Davenport and Prusak, in their seminal "Working Knowledge" point out that over-volumed knowledge bases do not work. 

"Volume may be the friend of data management" they wrote - "but it is the enemy of knowledge management"
Too much knowledge requires the user - and each user in turn - to  filter the volume of material to find the relevant and timely knowledge, and as the volume increases, the task gets harder and harder, and people just give up. It becomes easier to reinvent the wheel, than to find the correct wheel in a junkyard.

Go for "less and better"

The lessons from these observations are relatively simple, though perhaps counter-intuitive in the early stages of KM.

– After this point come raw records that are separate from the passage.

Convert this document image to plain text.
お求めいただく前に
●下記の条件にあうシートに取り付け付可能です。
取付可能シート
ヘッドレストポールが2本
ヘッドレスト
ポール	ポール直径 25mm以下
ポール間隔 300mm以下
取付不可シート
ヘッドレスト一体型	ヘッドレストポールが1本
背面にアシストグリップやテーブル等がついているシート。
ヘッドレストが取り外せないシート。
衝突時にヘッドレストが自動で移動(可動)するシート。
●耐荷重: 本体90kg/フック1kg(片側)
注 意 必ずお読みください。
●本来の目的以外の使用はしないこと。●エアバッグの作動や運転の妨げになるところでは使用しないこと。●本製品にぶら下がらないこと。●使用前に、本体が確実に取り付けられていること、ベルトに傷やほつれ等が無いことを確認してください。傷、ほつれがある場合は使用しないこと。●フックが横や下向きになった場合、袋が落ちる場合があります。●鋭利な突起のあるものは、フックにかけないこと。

  • Incentivise quality (usefulness, utility and demand) of published knowledge, not quantity.
  • Introduce a synthesis step, so new knowledge does not accumulate like a snowdrift, but is used to refine what is already known.
  • Incentivise people who update the existing knowledge; those who build on the work of others, not people who create new duplicate knowledge.

Don't incentivise knowledge publication alone - incentivise knowledge development and reuse.